Why do we care about file formats and types? Depending on whether the file is binary or text and its type’s consumers, there’s a trivial but important requirement that Linux may warn about or outright enforce.
3. Newlines at the End of the File
POSIX defines a line as a possibly empty sequence of non-newline characters, terminating in a newline, also called EOL (End-Of-Line), ASCII code 0x0A. Meanwhile, a text file is defined as consisting of lines.
Thus, the last line of a file, by definition and standard, should conclude that file with EOL. Of course, that’s definitely not always the case:
$ xxd -s -1 /etc/shadow 000004d2: 0a $ xxd -s -1 /etc/X11/dummy-xorg.conf 00000229: 6e
Here, we use xxd to see the last character (-s -1) code for a couple of common Linux text configuration files. One ends with an EOL, but the other one doesn’t.
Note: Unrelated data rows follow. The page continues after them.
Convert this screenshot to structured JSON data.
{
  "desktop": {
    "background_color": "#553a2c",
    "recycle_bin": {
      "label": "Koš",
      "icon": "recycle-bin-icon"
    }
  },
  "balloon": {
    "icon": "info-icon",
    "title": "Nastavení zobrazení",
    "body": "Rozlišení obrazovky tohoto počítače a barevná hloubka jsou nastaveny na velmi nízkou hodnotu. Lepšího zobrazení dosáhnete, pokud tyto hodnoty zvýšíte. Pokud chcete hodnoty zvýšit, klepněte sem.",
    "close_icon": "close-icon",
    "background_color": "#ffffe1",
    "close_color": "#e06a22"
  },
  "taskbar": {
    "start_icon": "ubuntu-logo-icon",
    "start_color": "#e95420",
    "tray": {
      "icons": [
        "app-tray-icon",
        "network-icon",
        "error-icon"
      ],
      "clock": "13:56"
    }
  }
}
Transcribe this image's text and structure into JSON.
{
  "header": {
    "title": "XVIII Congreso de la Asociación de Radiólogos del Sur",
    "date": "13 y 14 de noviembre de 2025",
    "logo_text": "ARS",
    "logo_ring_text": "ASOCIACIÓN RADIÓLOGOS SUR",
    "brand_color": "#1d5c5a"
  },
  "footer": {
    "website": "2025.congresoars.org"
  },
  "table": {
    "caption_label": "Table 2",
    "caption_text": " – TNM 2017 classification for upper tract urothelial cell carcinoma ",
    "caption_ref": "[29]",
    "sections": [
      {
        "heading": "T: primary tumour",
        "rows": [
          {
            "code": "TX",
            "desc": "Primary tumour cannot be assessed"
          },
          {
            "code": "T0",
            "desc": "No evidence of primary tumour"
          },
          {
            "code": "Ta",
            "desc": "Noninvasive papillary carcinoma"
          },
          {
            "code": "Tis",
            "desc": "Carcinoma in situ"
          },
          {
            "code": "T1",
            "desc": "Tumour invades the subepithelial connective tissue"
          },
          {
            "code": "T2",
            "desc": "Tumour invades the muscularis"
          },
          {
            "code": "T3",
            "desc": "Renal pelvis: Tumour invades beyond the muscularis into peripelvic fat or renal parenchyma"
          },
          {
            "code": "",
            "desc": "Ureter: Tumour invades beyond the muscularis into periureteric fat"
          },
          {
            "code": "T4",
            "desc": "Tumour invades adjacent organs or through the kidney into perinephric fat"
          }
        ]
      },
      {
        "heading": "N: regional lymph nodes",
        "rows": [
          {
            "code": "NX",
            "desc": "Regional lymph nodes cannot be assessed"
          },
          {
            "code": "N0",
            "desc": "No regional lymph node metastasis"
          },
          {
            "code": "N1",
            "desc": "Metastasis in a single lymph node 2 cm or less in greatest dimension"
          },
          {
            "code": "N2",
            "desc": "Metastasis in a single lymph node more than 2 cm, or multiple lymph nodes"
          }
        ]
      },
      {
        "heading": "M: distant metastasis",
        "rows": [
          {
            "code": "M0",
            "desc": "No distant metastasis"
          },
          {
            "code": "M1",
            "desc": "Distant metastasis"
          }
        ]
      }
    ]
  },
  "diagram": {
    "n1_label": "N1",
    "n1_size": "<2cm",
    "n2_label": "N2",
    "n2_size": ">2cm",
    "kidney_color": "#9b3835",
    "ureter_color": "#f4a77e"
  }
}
As humans either write the programs that generate file data or input data in files directly, such inconsistencies are not uncommon. Of course, an EOL at the end is basically only expected of text files,
4. EOL in Binary
Since binary files do not consist of lines in the traditional sense, the definition of a line shouldn’t apply to them:
$ xxd -s -1 /etc/ld.so.cache 00006660: 00
Here, as is common, the /etc/ld.so.cache binary file ends with a NUL character.
Due to the way binary files are organized, any EOL, be it at the end or not, can even be a coincidence. That’s because 0x0A is simply one of 255 possible unique bytes.
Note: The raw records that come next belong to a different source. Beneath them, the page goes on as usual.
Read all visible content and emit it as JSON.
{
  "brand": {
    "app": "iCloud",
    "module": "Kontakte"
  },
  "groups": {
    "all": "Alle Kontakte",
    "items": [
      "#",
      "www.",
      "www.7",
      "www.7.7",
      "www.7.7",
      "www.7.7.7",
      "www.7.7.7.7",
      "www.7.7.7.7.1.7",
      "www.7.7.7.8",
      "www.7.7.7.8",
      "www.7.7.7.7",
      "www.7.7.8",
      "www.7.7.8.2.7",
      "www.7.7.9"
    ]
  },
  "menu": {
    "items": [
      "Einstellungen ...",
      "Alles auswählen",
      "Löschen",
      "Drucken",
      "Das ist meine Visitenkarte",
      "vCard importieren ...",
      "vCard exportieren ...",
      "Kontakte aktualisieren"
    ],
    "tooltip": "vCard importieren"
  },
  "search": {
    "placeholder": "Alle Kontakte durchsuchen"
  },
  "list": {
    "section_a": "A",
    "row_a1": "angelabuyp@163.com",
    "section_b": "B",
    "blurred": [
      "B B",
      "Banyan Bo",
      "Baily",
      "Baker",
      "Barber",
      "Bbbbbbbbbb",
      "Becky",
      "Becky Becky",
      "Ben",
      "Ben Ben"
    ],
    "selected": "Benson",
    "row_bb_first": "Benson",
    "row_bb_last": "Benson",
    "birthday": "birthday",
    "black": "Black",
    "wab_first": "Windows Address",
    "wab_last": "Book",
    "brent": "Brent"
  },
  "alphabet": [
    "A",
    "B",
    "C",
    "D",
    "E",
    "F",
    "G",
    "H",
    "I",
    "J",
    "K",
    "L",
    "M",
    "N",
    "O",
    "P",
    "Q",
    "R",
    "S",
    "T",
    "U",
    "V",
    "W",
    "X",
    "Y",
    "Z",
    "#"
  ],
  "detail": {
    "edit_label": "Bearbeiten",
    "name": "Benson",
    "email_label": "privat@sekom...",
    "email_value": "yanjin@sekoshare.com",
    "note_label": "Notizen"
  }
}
5. When It Matters and Why
Earlier, we looked at file types because they determine the file consumers we should consider. In fact, it’s up to the consumer to check, report, or even reject a certain format.
We’ll use the following file contents with (file /file) and without (file /badfile) a newline at the end:
Let’s look at some typical cases where that difference matters.
5.1. cat Terminal Output and Concatenation
Using cat, we can quickly see some potential problems for files that don’t terminate on an EOL:
$ cat /file line1 line2 $ cat /badfile line1 line2$
Note how the last prompt appears right next to the contents of /badfile. While this is a purely cosmetic issue, concatenation could make it a technical problem.
Using the same two files, concatenating one way produces a possibly problematic output:
$ cat /badfile /file line1 line2line1 line2
Of course, the result can be expected, but leaving that as the default behavior can mess up data processing, especially for structured text files, such as CSV.
5.2. wc Line Counting
One of the easier ways to see value in having all files ending with EOL is the wc command.
For example, let’s count the lines of our two files:
$ cat /file | wc --lines 2 $ cat /badfile | wc --lines 1
As expected, /file looks to be two lines long. However, /badfile seems to consist of only one line, although we can visually see two. Indeed, that’s due to the missing EOL, which wc relies on to count lines.
Next, we see the power of a complete line via the read command:
$ cat /file | while read line; do echo $line; done line1 line2 $ cat /badfile | while read line; do echo $line; done line1
The issue is obvious: When a line is incomplete, read terminates on the EOF and does not output anything. Thus, we’re left with one less line than expected.
While there are ways to remedy this, having to do so is, at the very least, an inconvenience.
5.4. Reliance on EOL EOF
Many editors automatically append EOL if it’s missing. For example, saving text files with vi would do that.
However, since we can create files in many ways, even outside a POSIX environment, we should not really depend on a terminating EOL. Actually, that can be a vulnerability in lower-level code.
Finally, keeping the above in mind, we can use newlines as a sort of primitive checksum. While transmitting file data, we know we haven’t managed to transmit all of the contents if they don’t end in EOL.
In this article, we discussed whether and why regular files should always end in a newline.
In conclusion, only text files are realistically expected to end in a newline, and even when they don’t, it should not crash a system, but some POSIX tools do rely on this standard in order to work properly.